I know some people who refuse to drink in large coffee chains as they say that the coffee they produce tastes "burnt".
Is it actually possible to burn coffee while brewing, or is the flavour they're complaining about coming from something else?
Burn? I've heard that some large chains "burn" their beans while roasting :-) But not while brewing.
A major coffee chain, seen on almost every other corner in some places, is known for their very dark, "burnt" roast. Many people like this sharp taste and associate it with caffeine and their morning pick-me up.
Other people find this "burnt" roast to be overwhelming and consider this heavy roast to be destructive when using high-quality beans. In any case the burning happens at roast - not when brewing.
I've had coffee that tasted burnt in a lot of cheaper restaurants and from common coffeemakers in homes. It's uniformly been stuff that's sat on a warmer for a long time (like, an hour or more) after brewing. Keeping coffee on heat after brewing "cooks" it down, just as keeping a soup or sauce on a simmer reduces it. However, it has the opposite effect on coffee than on sauces or soups; instead of making it richer, it destroys the more delicate flavor compounds and makes it taste burnt. Even reheating coffee in the microwave can make it taste more like an ashtray than coffee.
It depends on the method of brewing. Brewing methods where grounds are exposed to a heat source directly (Turkish, for example) could allow the grounds to be heated to the point that they started to roast/cook/burn (again). Most methods of brewing, however, only have the grounds exposed to boiling or near boiling water which is ~210F and less than would be necessary to start cooking/roasting/burning the coffee beans again.
Many of these other answers actually talk about burning or cooking down stored coffee after it has been brewed.
As to your question about large chains, my person belief is that the burnt taste most people experience is a branding issue. Lightly roasted or medium roasted coffee will taste more like the bean it came from, or its origin. The darker you roast, the more the origin flavors go away and are replaced by the roasting flavors of the bean. As it so happens, the origin flavors of roasted coffee fade very quickly (sometimes in as short as a week). However, the roasting flavors seem to hang around a bit longer. Large chains dark roast their coffee because it makes it easier to consistently produce close to the same taste and the flavor of those dark roasted bean will hang around a bit longer (less shipping and storage concerns).
Yes, coffee can be burned when brewing. When an empty pot sits on the heating element in a restaurant coffee machine it can get very hot. When the first stream of a new brew cycle hits the bottom of the pot, boils off very quickly, producing a horrible smell and taste that infuses the entire pot.
In addition to the water boiling off, the various organic compounds in the coffee are subjected to temperatures well above the boiling point of water for a brief time, until the volume of new coffee cools the bottom of the pot enough to stop the boiling. Knowledgable staff know to leave a little clear water in the bottom of the pot to prevent the temperature from getting too high before the next pot is brewed.
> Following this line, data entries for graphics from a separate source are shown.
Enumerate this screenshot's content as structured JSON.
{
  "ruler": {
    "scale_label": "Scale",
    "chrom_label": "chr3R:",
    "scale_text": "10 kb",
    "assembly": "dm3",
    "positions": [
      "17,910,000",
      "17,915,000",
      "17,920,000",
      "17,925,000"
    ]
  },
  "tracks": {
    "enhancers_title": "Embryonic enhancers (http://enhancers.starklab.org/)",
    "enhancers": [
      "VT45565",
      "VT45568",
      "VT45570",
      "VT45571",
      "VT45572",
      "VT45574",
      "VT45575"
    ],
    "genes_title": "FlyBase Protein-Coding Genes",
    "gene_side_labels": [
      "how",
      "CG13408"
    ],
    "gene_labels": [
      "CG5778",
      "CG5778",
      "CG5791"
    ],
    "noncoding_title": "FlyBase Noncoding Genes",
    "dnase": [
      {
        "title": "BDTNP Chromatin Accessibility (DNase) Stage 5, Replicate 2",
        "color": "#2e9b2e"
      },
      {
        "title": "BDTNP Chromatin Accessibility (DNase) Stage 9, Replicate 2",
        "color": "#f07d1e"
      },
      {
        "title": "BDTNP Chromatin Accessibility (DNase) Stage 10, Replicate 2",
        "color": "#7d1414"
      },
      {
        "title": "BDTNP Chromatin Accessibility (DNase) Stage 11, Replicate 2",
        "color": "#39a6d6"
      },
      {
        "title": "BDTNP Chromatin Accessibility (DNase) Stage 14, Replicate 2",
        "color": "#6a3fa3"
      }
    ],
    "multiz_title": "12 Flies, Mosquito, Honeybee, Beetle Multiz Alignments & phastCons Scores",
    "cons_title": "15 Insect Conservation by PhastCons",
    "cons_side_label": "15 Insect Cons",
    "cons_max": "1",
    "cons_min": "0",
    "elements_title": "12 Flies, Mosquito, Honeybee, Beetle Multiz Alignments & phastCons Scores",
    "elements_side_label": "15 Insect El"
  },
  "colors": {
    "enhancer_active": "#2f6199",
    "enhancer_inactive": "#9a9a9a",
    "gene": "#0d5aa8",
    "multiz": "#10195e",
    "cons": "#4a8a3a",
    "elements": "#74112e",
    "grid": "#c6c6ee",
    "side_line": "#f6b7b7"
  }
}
In addition to all the great answers (most of the burnt flavor is typical for dark, e.g. italian roast) I want mention something I encountered during my time as a bartender:
When having a portafilter (professional espresso machine, as used for cappuccino etc) it sometimes happens that you prepare (e.g. attach the handle with coffee to the machine) and then something comes up and you don't start the extraction process right away. What happens then is that the hot machine heats up the ground coffee. Which in turn results in a burnt taste of the coffee if left unattended for long enough. My educated guess is that (due to the fact that ground coffee has a very large surface / very small particles) the coffee is burnt/ roasted even further at low temp.
Also note that the water is only 94°C but the metal surroundings do not have to be this "cold". As it should be able to maintain the water temperature even if you brew a lot of coffee.
It's a bit of a misnomer. This actually happens in both tea and coffee, you don't really "burn" the coffee (or in my experience tea), but excessively high temperatures release chemicals called Tannins that possess a bitter, or "burnt" taste.
I think I know what you are talking about, the question is if a steam brewer can burn the ground during brewing due to the higher temperature vs. a pump operated brewer here is a link that might help
The word bitter is being used to describe two different things. There can be bitterness in a coffee from over extraction which causes tannin to be present in the brew. This can happen with light roast coffees which are over extracted as well as dark roast coffees. Burnt coffee is also described as bitter coffee when it is really a burnt flavour. There is much confusion about this nomenclature.